Invalidi civili, Agli ultra65enni la maggiorazione sociale non spetta d'ufficio
La Corte di Cassazione accoglie il ricorso dell'Inps che aveva negato la concessione dell'incremento al milione ad una pensionata titolare di assegno sociale sostitutivo della pensione di inabilità civile.
La questione
La questione riguardava una pensionata titolare di assegno sociale per trasformazione della pensione di inabilità civile dopo il superamento del 65° anno di età ai sensi dell'art. 19 L. n. 118/1971. La titolare aveva chiesto l'attribuzione della maggiorazione sociale di cui all'articolo 38 (il cd. incremento al milione) contando sulla possibilità di poter far valere i più elevati requisiti reddituali previsti per la concessione della pensione di inabilità civile e non quelli - di gran lunga inferiori - previsti per la concessione della predetta maggiorazione per i normodotati. La pensionata chiedeva, inoltre, di non considerare il reddito coniugale essendo questo irrilevante per la concessione delle prestazioni di invalidità civile. Al diniego dell'Inps la pensionata ha proposto ricorso ottenendo una sentenza favorevole dalla Corte d'Appello contro la quale l'Inps ha però proposto ricorso per Cassazione che, alla fine, ha accolto le doglianze dell'Istituto respingendo la tesi della Corte di merito.

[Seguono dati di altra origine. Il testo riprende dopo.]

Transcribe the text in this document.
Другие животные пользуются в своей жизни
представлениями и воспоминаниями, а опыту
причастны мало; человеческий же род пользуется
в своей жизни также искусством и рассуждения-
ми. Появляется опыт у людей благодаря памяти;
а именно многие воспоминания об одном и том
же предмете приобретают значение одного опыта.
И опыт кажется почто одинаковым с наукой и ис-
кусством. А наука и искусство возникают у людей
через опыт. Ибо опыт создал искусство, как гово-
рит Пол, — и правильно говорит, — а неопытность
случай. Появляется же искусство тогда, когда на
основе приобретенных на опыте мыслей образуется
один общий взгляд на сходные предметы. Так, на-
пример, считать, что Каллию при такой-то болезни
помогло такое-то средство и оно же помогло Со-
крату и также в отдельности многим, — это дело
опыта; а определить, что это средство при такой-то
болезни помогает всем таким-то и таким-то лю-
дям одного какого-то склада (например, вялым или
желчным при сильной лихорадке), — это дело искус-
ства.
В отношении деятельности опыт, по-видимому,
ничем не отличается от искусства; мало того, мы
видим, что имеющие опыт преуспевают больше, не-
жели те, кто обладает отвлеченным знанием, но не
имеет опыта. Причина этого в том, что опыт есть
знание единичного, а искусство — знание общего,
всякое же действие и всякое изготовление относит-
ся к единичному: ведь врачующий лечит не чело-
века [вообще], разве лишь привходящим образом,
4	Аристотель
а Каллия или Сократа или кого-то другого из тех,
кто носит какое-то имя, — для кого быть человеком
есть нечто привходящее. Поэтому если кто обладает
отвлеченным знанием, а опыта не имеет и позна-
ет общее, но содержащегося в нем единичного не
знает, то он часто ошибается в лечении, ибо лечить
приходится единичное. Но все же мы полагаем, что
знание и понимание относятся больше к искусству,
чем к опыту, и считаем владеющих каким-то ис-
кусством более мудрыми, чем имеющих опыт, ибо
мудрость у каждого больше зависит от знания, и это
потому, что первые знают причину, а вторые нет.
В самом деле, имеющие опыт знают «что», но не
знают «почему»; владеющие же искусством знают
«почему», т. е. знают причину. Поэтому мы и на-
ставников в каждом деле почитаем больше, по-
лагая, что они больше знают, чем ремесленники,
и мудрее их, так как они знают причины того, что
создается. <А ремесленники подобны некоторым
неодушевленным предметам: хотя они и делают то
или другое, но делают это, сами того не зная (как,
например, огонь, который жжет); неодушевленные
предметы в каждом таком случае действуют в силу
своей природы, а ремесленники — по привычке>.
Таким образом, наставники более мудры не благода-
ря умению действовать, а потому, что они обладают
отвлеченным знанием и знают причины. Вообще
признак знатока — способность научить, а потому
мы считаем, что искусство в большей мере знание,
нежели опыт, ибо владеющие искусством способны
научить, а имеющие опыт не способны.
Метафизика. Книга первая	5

Secondo i legali della pensionata l'articolo 38, co. 2 della legge 448/2001 nello stabilire che con riferimento ai titolari di prestazioni di assegno sociale derivante da trasformazione di una prestazione di invalidità civile occorre tenere conto "dei medesimi criteri economici adottati per l'accesso e per il calcolo dei predetti benefici" aveva implicitamente agganciato la concessione della maggiorazione sociale al rispetto dei requisiti reddituali per godere della prestazione di invalidità civile e che, pertanto, non dovevano essere ulteriormente illustrati. Diversa la tesi dell'Inps secondo la quale una corretta interpretazione dell'art. 38 citato imponeva di ritenere che anche i soggetti indicati nel 2° comma dovessero soggiacere agli stessi criteri economici previsti dal comma 5° dell'art. 38 citato, adottati per l'accesso e per il calcolo per i soggetti di cui di cui al 1 comma. Ne consegue, secondo l'Inps, che anche per la pensionata occorreva avere riguardo al limite di reddito previsto dal comma 5 dell'art 38 citato e non al limite reddituale previsto per l'accesso all'originaria pensione di invalidità, poi trasformata in assegno sociale in quanto ultrasettantenne, di cui godeva la pensionata.
La Tesi della Cassazione
Secondo la Cassazione il ricorso dell'Inps deve essere accolto. I giudici di Piazza Cavour osservano che l'inciso "tenendo conto dei medesimi criteri economici adottati per l'accesso e per il calcolo dei predetti benefici" si riferisce pur sempre ai benefici economici previsti dal 1° comma ed indica che per godere dei predetti benefici anche i soggetti indicati dal 2° comma soggiacciono agli stessi criteri economici adottati per l'accesso e per il calcolo indicati al primo comma.
Secondo la Corte di Cassazione "come ha rilevato l'Inps, una diversa interpretazione darebbe luogo ad inammissibili diversità di trattamento per i soggetti indicati al 2° comma che non sarebbero soggetti ai limiti reddituali di cui al 5° comma e cosi il cieco civile assoluto, di cui al 4° comma, sarebbe soggetto al limite reddituale e non io sarebbe invece il cieco civile, con evidenti incongruenze non altrimenti giustificabili".
In sostanza la tesi della Corte non riconosce alcuna differenziazione tra soggetti normodati e invalidi nella concessione della maggiorazione sociale di cui all'articolo 38 della legge 448/2001. Entrambi devono rispettare i medesimi limiti reddituali (che sono più bassi rispetto alla pensione di inabilità civile) che devono tener conto, peraltro, non soltanto del limite personale ma anche, se coniugato, del reddito familiare. Da ciò consegue che l'invalido civile titolare dell'assegno sociale sostitutivo non ha diritto in automatico alla concessione della maggiorazione sociale.